About this genetics and neurodevelopment research news
Fetal manipulation of maternal metabolism is a critical function of the imprinted Igf2 gene
Placenta endocrine cell (Jz) IGF2 loss impairs maternal adaptation in pregnant mice
Jz IGF2 loss reduces maternal glucose and lipid availability for fetal growth
IGF2 regulates metabolism, protein synthesis, and hormone secretion of Jz cells
Lack of Jz IGF2 programs offspring for postnatal metabolic dysfunction
Maternal-offspring interactions in mammals involve both cooperation and conflict. The fetus has evolved ways to manipulate maternal physiology to enhance placental nutrient transfer, but the mechanisms involved remain unclear. The imprinted Igf2 gene is highly expressed in murine placental endocrine cells.
Here, we show that Igf2 deletion in these cells impairs placental endocrine signaling to the mother, without affecting placental morphology. Igf2 controls placental hormone production, including prolactins, and is crucial to establish pregnancy-related insulin resistance and to partition nutrients to the fetus.

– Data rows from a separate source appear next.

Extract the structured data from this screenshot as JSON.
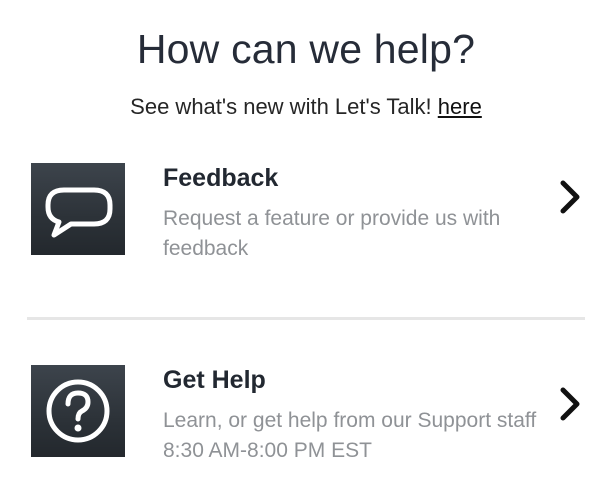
{
  "header": {
    "title": "How can we help?",
    "subtitle_prefix": "See what's new with Let's Talk! ",
    "subtitle_link": "here"
  },
  "options": [
    {
      "title": "Feedback",
      "description": "Request a feature or provide us with feedback",
      "icon": "speech-bubble-icon"
    },
    {
      "title": "Get Help",
      "description": "Learn, or get help from our Support staff 8:30 AM-8:00 PM EST",
      "icon": "question-circle-icon"
    }
  ],
  "colors": {
    "tile_background": "#2c3238",
    "title_text": "#262c38",
    "description_text": "#8f9296",
    "divider": "#e6e6e6"
  }
}
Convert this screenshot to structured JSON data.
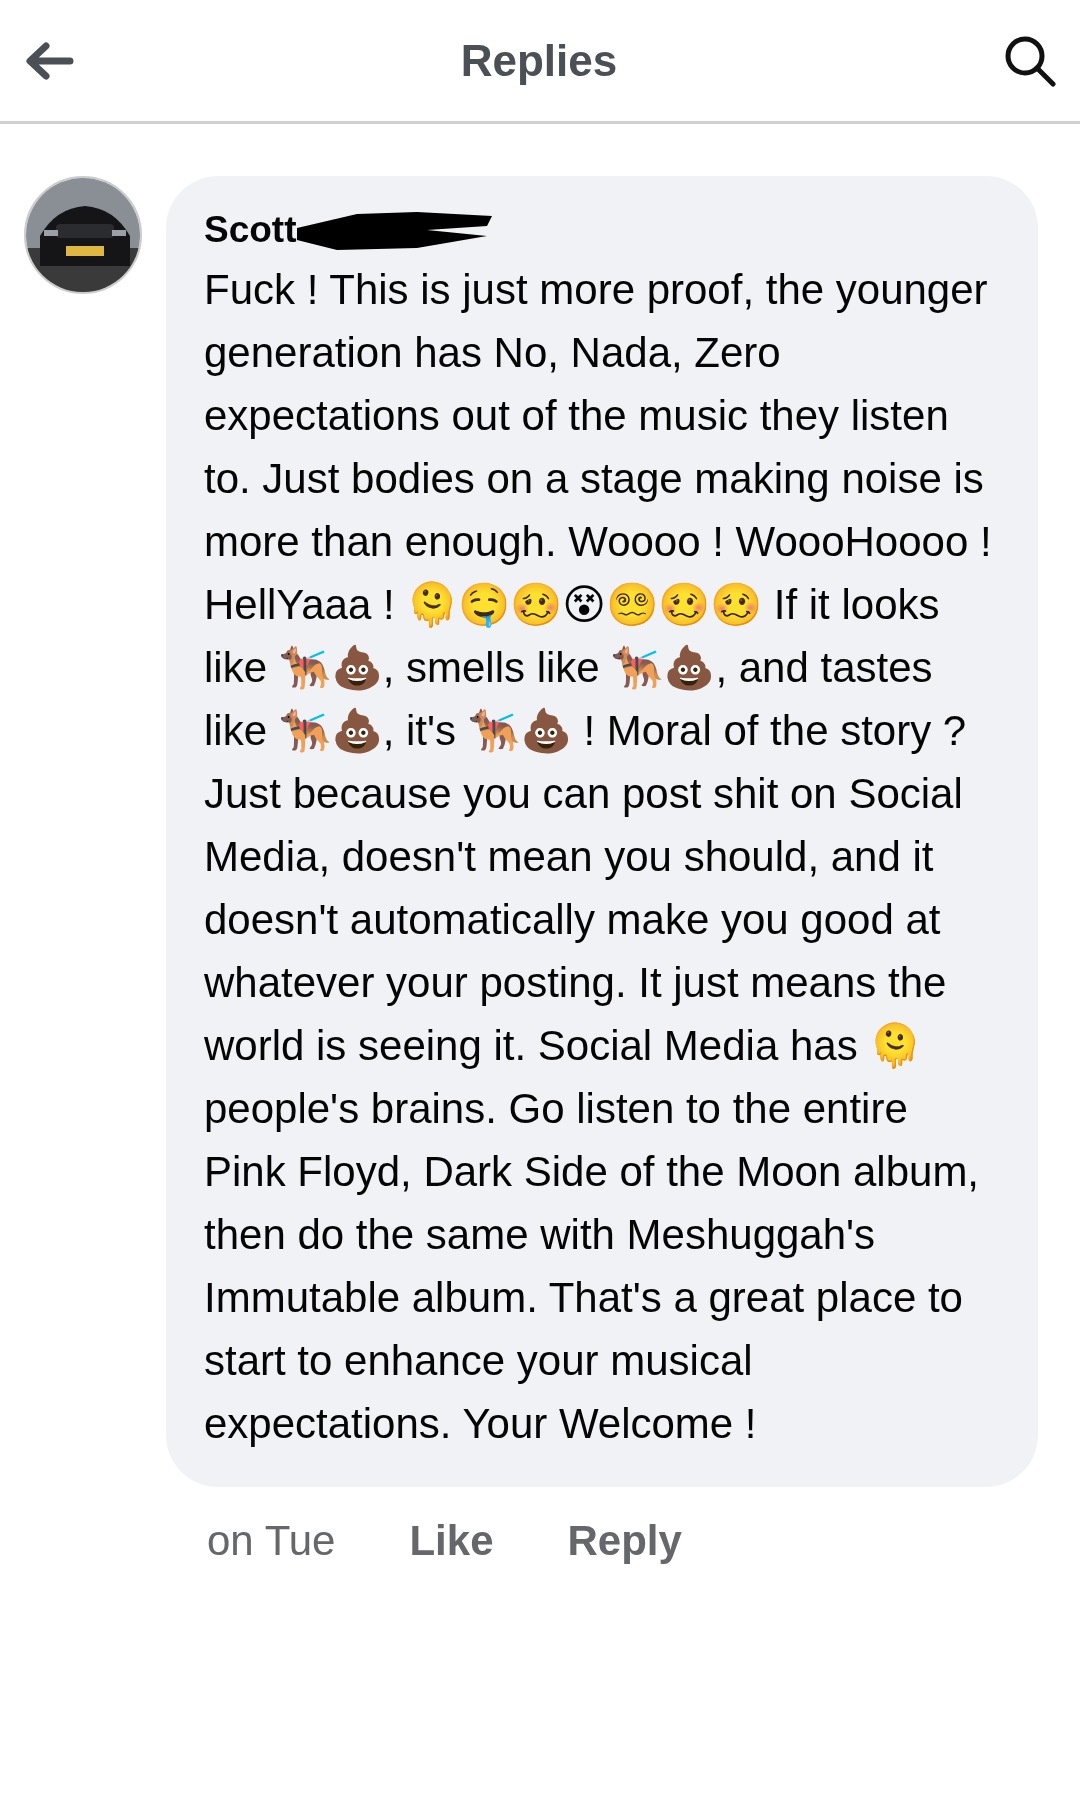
{
  "header": {
    "title": "Replies"
  },
  "comment": {
    "author": "Scott",
    "text": "Fuck ! This is just more proof, the younger generation has No, Nada, Zero expectations out of the music they listen to. Just bodies on a stage making noise is more than enough. Woooo ! WoooHoooo ! HellYaaa ! 🫠🤤🥴😵😵‍💫🥴🥴 If it looks like 🐕‍🦺💩, smells like 🐕‍🦺💩, and tastes like 🐕‍🦺💩, it's 🐕‍🦺💩 ! Moral of the story ? Just because you can post shit on Social Media, doesn't mean you should, and it doesn't automatically make you good at whatever your posting. It just means the world is seeing it. Social Media has 🫠 people's brains. Go listen to the entire Pink Floyd, Dark Side of the Moon album, then do the same with Meshuggah's Immutable album. That's a great place to start to enhance your musical expectations. Your Welcome !"
  },
  "actions": {
    "time": "on Tue",
    "buttons": [
      "Like",
      "Reply"
    ]
  }
}
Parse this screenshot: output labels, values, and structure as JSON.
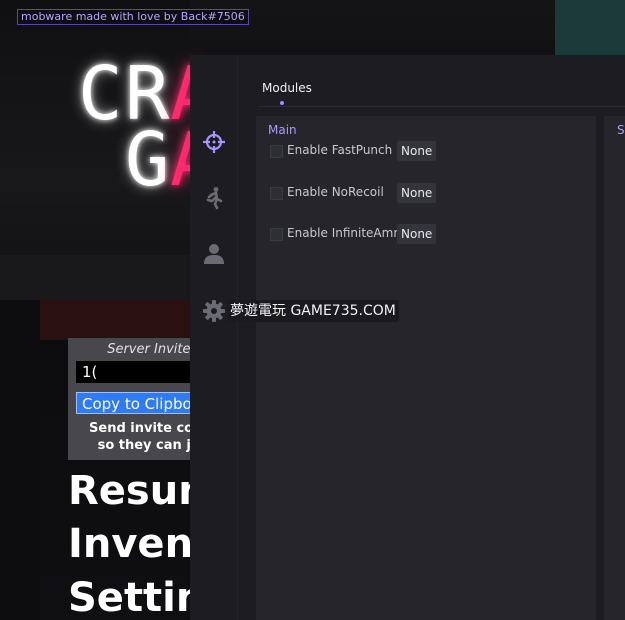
{
  "watermark_top": "mobware made with love by Back#7506",
  "logo": {
    "line1": [
      "C",
      "R",
      "A"
    ],
    "line2": [
      "G",
      "A"
    ]
  },
  "invite": {
    "title": "Server Invite C",
    "code": "1(",
    "copy_button": "Copy to Clipboa",
    "description_line1": "Send invite code t",
    "description_line2": "so they can join"
  },
  "pause_menu": [
    "Resum",
    "Invento",
    "Setting"
  ],
  "menu": {
    "tab_label": "Modules",
    "sidebar_icons": [
      "crosshair-icon",
      "running-icon",
      "user-icon",
      "gear-icon"
    ],
    "accent_color": "#9d8bff",
    "panel_main_title": "Main",
    "panel_second_title": "Se",
    "modules": [
      {
        "label": "Enable FastPunch",
        "key": "None"
      },
      {
        "label": "Enable NoRecoil",
        "key": "None"
      },
      {
        "label": "Enable InfiniteAmmo",
        "key": "None"
      }
    ]
  },
  "watermark_mid": "夢遊電玩 GAME735.COM"
}
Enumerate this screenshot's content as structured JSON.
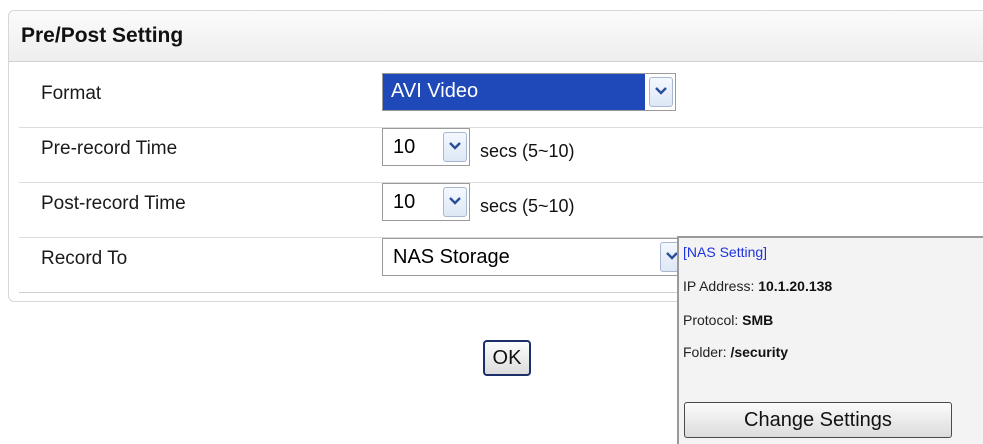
{
  "panel": {
    "title": "Pre/Post Setting"
  },
  "rows": [
    {
      "label": "Format",
      "value": "AVI Video",
      "hint": ""
    },
    {
      "label": "Pre-record Time",
      "value": "10",
      "hint": "secs (5~10)"
    },
    {
      "label": "Post-record Time",
      "value": "10",
      "hint": "secs (5~10)"
    },
    {
      "label": "Record To",
      "value": "NAS Storage",
      "hint": ""
    }
  ],
  "nas": {
    "title": "[NAS Setting]",
    "ip_label": "IP Address:",
    "ip_value": "10.1.20.138",
    "protocol_label": "Protocol:",
    "protocol_value": "SMB",
    "folder_label": "Folder:",
    "folder_value": "/security",
    "change_button": "Change Settings"
  },
  "ok_button": "OK",
  "icons": {
    "dropdown": "chevron-down-icon"
  },
  "colors": {
    "selection_highlight": "#1f48b8",
    "nas_title": "#1e33e0"
  }
}
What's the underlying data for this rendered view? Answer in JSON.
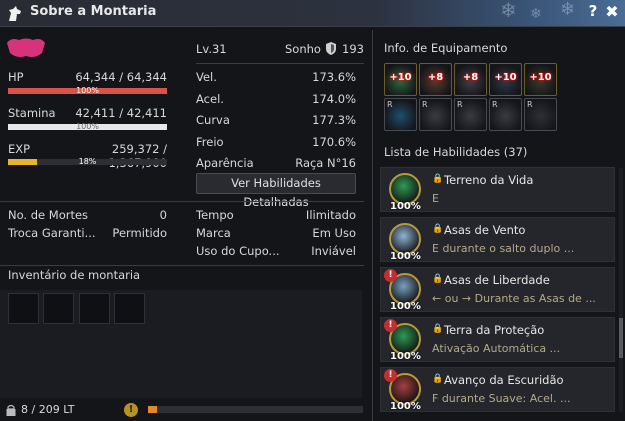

Consequently, fetuses lacking placental endocrine Igf2 are growth restricted and hypoglycemic. Mechanistically, Igf2 controls protein synthesis and cellular energy homeostasis, actions dependent on the placental endocrine cell type. Igf2 loss also has additional long-lasting effects on offspring metabolism in adulthood.
Our study provides compelling evidence for an intrinsic fetal manipulation system operating in placenta that modifies maternal metabolism and fetal resource allocation, with long-term consequences for offspring metabolic health.